Exhibits and displays detail the old narrow-gauge Pacific Coast Railway that ran between Avila Beach and San Luis Obispo, the difficult tunnel and track work along the Cuesta Grade (a route Amtrak's Coast Starlight still chugs along today) and the arrival of the Southern Pacific Railroad.
The long-awaited opening (it's been 20 years since the city and the nonprofit museum teamed up to make it happen) coincides with the fifth Central Coast Railroad Festival this weekend in San Luis Obispo and nearby locations.

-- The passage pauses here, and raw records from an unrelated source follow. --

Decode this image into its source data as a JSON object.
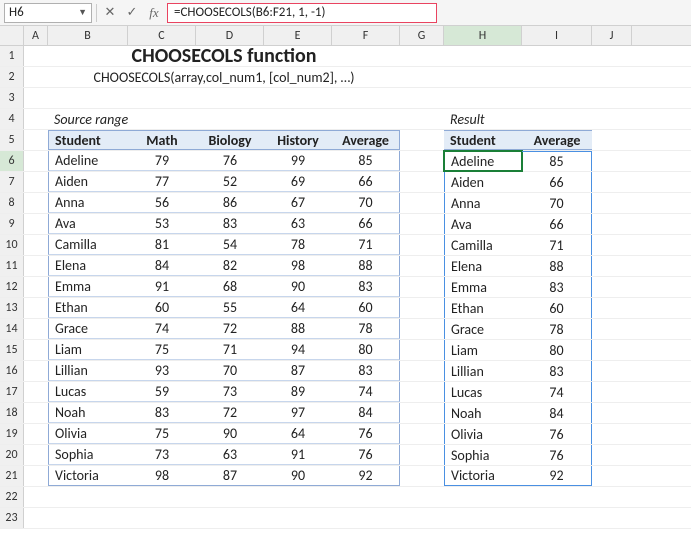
{
  "formula_bar": {
    "name_box": "H6",
    "formula": "=CHOOSECOLS(B6:F21, 1, -1)",
    "fx_label": "fx"
  },
  "columns": [
    "A",
    "B",
    "C",
    "D",
    "E",
    "F",
    "G",
    "H",
    "I",
    "J"
  ],
  "active_col": "H",
  "active_row": "6",
  "title": "CHOOSECOLS function",
  "subtitle": "CHOOSECOLS(array,col_num1, [col_num2], …)",
  "labels": {
    "source": "Source range",
    "result": "Result"
  },
  "source_headers": [
    "Student",
    "Math",
    "Biology",
    "History",
    "Average"
  ],
  "result_headers": [
    "Student",
    "Average"
  ],
  "chart_data": {
    "type": "table",
    "columns": [
      "Student",
      "Math",
      "Biology",
      "History",
      "Average"
    ],
    "rows": [
      [
        "Adeline",
        79,
        76,
        99,
        85
      ],
      [
        "Aiden",
        77,
        52,
        69,
        66
      ],
      [
        "Anna",
        56,
        86,
        67,
        70
      ],
      [
        "Ava",
        53,
        83,
        63,
        66
      ],
      [
        "Camilla",
        81,
        54,
        78,
        71
      ],
      [
        "Elena",
        84,
        82,
        98,
        88
      ],
      [
        "Emma",
        91,
        68,
        90,
        83
      ],
      [
        "Ethan",
        60,
        55,
        64,
        60
      ],
      [
        "Grace",
        74,
        72,
        88,
        78
      ],
      [
        "Liam",
        75,
        71,
        94,
        80
      ],
      [
        "Lillian",
        93,
        70,
        87,
        83
      ],
      [
        "Lucas",
        59,
        73,
        89,
        74
      ],
      [
        "Noah",
        83,
        72,
        97,
        84
      ],
      [
        "Olivia",
        75,
        90,
        64,
        76
      ],
      [
        "Sophia",
        73,
        63,
        91,
        76
      ],
      [
        "Victoria",
        98,
        87,
        90,
        92
      ]
    ]
  }
}
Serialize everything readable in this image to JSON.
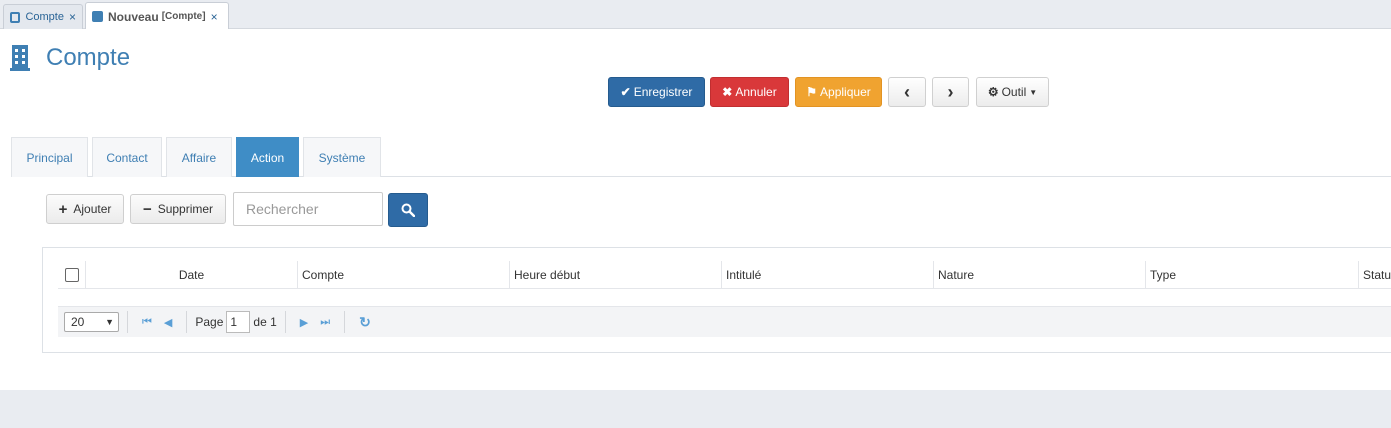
{
  "doc_tabs": [
    {
      "label": "Compte",
      "close": "×"
    },
    {
      "label": "Nouveau",
      "sublabel": "[Compte]",
      "close": "×"
    }
  ],
  "page": {
    "title": "Compte",
    "icon": "building-icon"
  },
  "actions": {
    "save": "Enregistrer",
    "cancel": "Annuler",
    "apply": "Appliquer",
    "prev_icon": "‹",
    "next_icon": "›",
    "tools": "Outil"
  },
  "section_tabs": [
    "Principal",
    "Contact",
    "Affaire",
    "Action",
    "Système"
  ],
  "active_section_tab": "Action",
  "toolbar": {
    "add": "Ajouter",
    "delete": "Supprimer",
    "search_placeholder": "Rechercher"
  },
  "grid": {
    "columns": [
      "Date",
      "Compte",
      "Heure début",
      "Intitulé",
      "Nature",
      "Type",
      "Statut"
    ],
    "rows": []
  },
  "pager": {
    "page_size": "20",
    "page_label": "Page",
    "page_value": "1",
    "of_label": "de 1"
  },
  "colors": {
    "primary": "#2f6ba6",
    "danger": "#d9383a",
    "warning": "#f0a330",
    "accent": "#3f7fb3",
    "active_tab": "#3f8dc6"
  }
}
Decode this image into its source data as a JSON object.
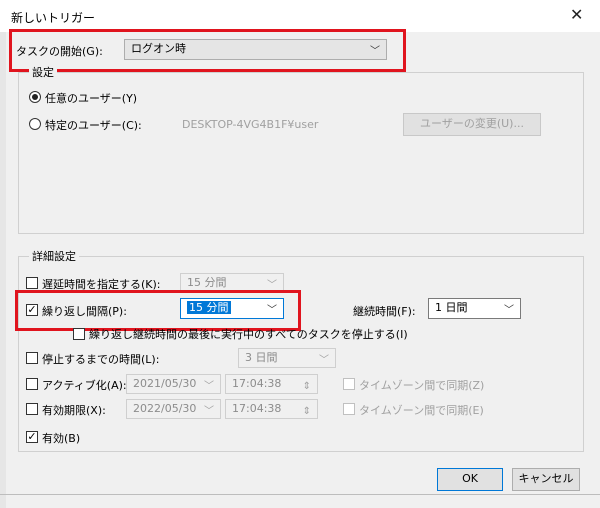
{
  "dialog": {
    "title": "新しいトリガー",
    "close_glyph": "✕"
  },
  "task_start": {
    "label": "タスクの開始(G):",
    "value": "ログオン時"
  },
  "settings": {
    "legend": "設定",
    "any_user": "任意のユーザー(Y)",
    "specific_user": "特定のユーザー(C):",
    "user_name": "DESKTOP-4VG4B1F¥user",
    "change_user_button": "ユーザーの変更(U)..."
  },
  "advanced": {
    "legend": "詳細設定",
    "delay_label": "遅延時間を指定する(K):",
    "delay_value": "15 分間",
    "repeat_label": "繰り返し間隔(P):",
    "repeat_value": "15 分間",
    "duration_label": "継続時間(F):",
    "duration_value": "1 日間",
    "stop_all_label": "繰り返し継続時間の最後に実行中のすべてのタスクを停止する(I)",
    "stop_after_label": "停止するまでの時間(L):",
    "stop_after_value": "3 日間",
    "activate_label": "アクティブ化(A):",
    "activate_date": "2021/05/30",
    "activate_time": "17:04:38",
    "expire_label": "有効期限(X):",
    "expire_date": "2022/05/30",
    "expire_time": "17:04:38",
    "sync_tz_label_1": "タイムゾーン間で同期(Z)",
    "sync_tz_label_2": "タイムゾーン間で同期(E)",
    "enabled_label": "有効(B)",
    "checked_glyph": "✓"
  },
  "buttons": {
    "ok": "OK",
    "cancel": "キャンセル"
  },
  "icons": {
    "dropdown": "chevron-down-icon",
    "spinner": "spinner-icon"
  },
  "colors": {
    "highlight": "#e0141e",
    "selection": "#0078d7"
  }
}
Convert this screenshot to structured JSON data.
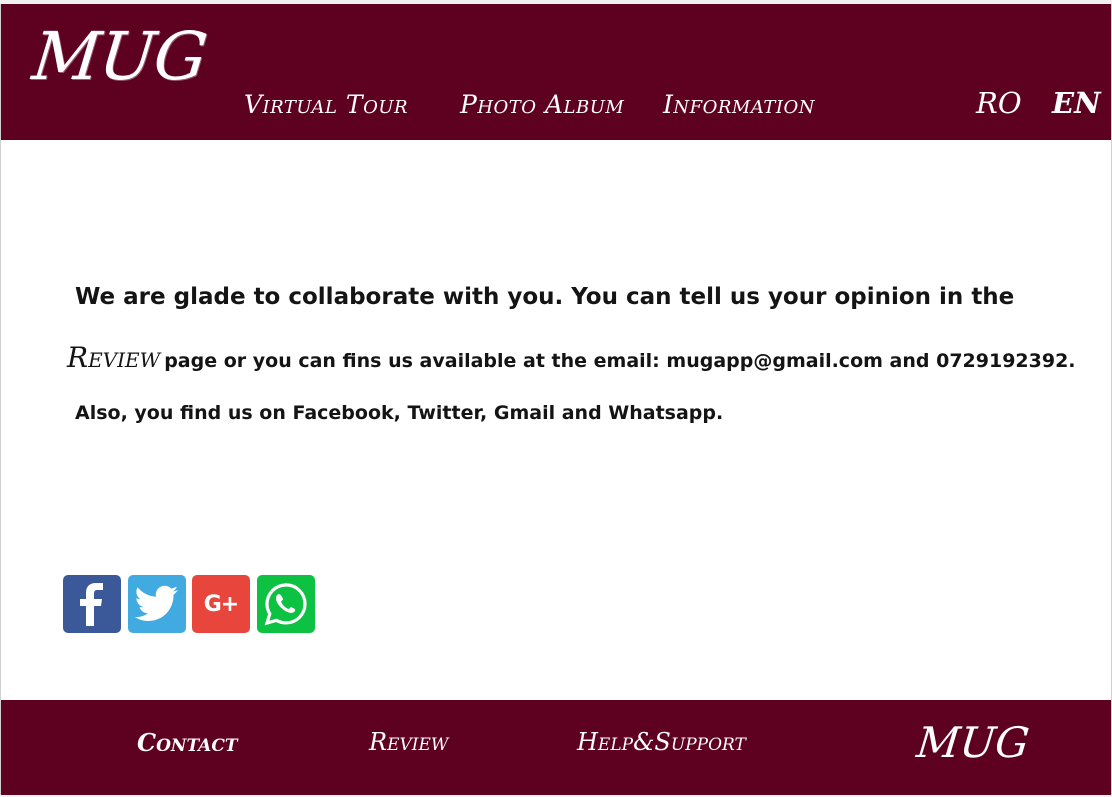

The museum at 1940 Santa Barbara St., near the existing Amtrak station, is to hold an opening ceremony starting at 11:30 a.m. with comments from its board members and the mayor, followed by a reading of "Engine Number Ten" by author Rose Ann Woolpert, model railroad and historical displays, musical performances and tours.
Events are free and open to the public. The museum will be open 10 a.m. to 4 p.m. the second Saturday of each month.
The Central Coast Railroad Festival starts Thursday with private rail-car trips from L.A. to San Francisco on the Silver Splendor and continues with entertainment, railroad shows and more train trips over the weekend, ending Sunday.